I use std::memcpy to copy an image, given by a high speed camera, to a buffer. The overal idea is that I copy & buffer camera scanlines into a std::vector; when the capturing is finished I’ll construct a libtorch tensor from this. This tensor is then used further in the software to do image procesing.

This works fine: the time needed to copy the contents to the buffer is typically ~1 millisecond;

torch::from_blob((char*)image->buf, { res.spatial, res.spectral }, torch::TensorOptions().dtype(torch::kUInt8)).unsqueeze(0).clone()

…and the result is correct in terms of memory layout.

However: sometimes the copy time is 40-80 milliseconds, which is 40-80 times (!!) more than the expected time.

  1. Why is this? and how do I solve this?
  2. Does anyone notice some code aspect that can be improved (for speed)?
std::vector<torch::Tensor> result;          
result.reserve(nbrOfLines);

camera->startCameraStream();
auto tensor = torch::empty({res.spatial, res.spectral }, torch::kUInt8);
 for (auto lineIndex = 0; lineIndex < nbrOfLines; lineIndex++)
 {
    struct image_buffer* image;
    auto success = camera->getImage(&image); 
    while (!success)                
        success = camera->getImage(&image);             

    result.push_back(torch::from_blob((char*)image->buf, { res.spatial, res.spectral }, torch::TensorOptions().dtype(torch::kUInt8)).unsqueeze(0).clone());

    // Return the result so it can be filled again...
    camera->returnImage(&image);
 }

 auto framegrab = torch::cat(result,0);

I’d suggest you try two things:

  1. Run the code with the no_grad guard on, so that there’s even lesser overhead overall: Typedef torch::NoGradGuard — PyTorch main documentation

  2. Run the code with torch::set_num_threads(1); just in case multithreading is somehow causing some kind of cache trash.

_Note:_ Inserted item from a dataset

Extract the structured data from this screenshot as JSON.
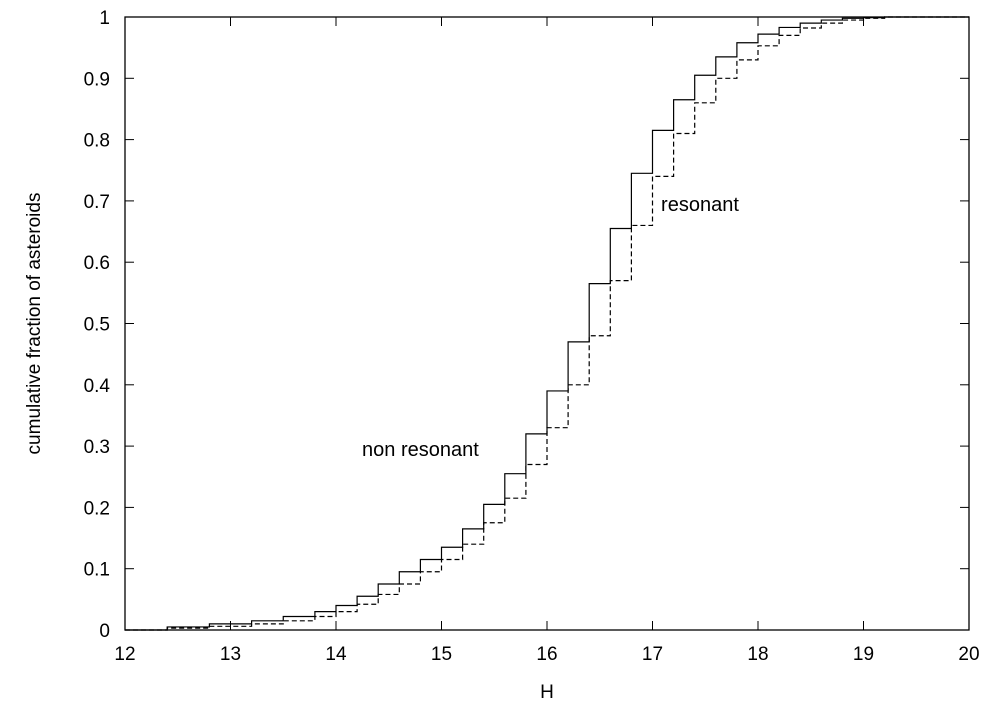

The other common reason that you’d see a big stall like that is because your memory allocator needs to defragment and realloc. That’s more of an “above pytorch” problem, but you can switch your programs allocator to jemalloc which is often faster.

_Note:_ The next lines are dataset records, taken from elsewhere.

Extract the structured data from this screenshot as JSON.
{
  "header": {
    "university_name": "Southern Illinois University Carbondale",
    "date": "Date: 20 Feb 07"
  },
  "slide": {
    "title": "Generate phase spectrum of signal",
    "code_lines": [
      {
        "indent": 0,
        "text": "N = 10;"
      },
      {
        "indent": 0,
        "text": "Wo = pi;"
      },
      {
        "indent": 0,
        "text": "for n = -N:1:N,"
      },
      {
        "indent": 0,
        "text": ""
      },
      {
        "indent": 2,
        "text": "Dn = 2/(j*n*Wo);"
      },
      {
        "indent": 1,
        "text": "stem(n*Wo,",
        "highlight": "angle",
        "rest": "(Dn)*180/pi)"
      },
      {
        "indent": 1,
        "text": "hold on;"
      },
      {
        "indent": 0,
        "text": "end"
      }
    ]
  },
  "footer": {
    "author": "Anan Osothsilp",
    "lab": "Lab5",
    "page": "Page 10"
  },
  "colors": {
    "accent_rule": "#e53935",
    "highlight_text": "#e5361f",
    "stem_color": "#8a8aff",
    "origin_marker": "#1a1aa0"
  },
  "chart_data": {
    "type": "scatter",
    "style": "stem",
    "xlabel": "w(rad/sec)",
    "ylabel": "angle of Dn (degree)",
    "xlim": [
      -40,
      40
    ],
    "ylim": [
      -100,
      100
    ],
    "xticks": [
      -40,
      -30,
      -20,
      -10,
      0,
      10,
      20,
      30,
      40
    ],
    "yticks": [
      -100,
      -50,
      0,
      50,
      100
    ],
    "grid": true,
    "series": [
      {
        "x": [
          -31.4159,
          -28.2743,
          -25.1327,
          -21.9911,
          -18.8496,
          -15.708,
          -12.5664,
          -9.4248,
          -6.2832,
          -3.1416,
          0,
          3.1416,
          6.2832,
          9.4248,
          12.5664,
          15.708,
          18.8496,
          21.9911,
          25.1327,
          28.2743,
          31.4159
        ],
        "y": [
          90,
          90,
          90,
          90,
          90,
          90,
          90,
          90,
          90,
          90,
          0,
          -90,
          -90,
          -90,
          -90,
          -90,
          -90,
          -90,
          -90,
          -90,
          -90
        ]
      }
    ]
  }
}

Thanks for the advice @smth!

Good tip: I’ll implement the NoGradGuard and torch::set_num_threads(1); tomorrow. There was also an interesting suggestion from a college of mine to do the following:

Preallocate a huge tensor ‘torch::tensor framegrab = torch::zeros({#lines, #colums, #wavelengths}’ before the actual grabbing (for each line index…), and then fill it up with scanlines.
Something in the order of:

memcpy(framegrab[lineindex, :, :].data(), image_buffer)

The problem here is that I don’t know how to copy the 2D scanlines (cols x wavelengths) into the 3D tensor by using e.g. memcpy.

I also think (acctually i’m quite sure) that you rooted the cause of the problem to the memory allocator, but I have no clue on how to set the allocator to jemalloc. The code runs on Windows 10 with a visual studio compiler, C++17, libtorch.

you can actually do what your friend suggested much more efficiently than memcpy by using copy_. And yes, it’s probably better than a result vector + torch::cat.

Something like:

torch::Tensor result_tensor = torch::from_blob((char*)image->buf, { res.spatial, res.spectral }, torch::TensorOptions().dtype(torch::kUInt8)).unsqueeze(0);
framegrab[lineindex, :, :].copy_(result_tensor)

It’s usually faster than memcpy because we use SIMD and multiple threads to do the copy in parallel (memcpy by default usually restricts to one thread).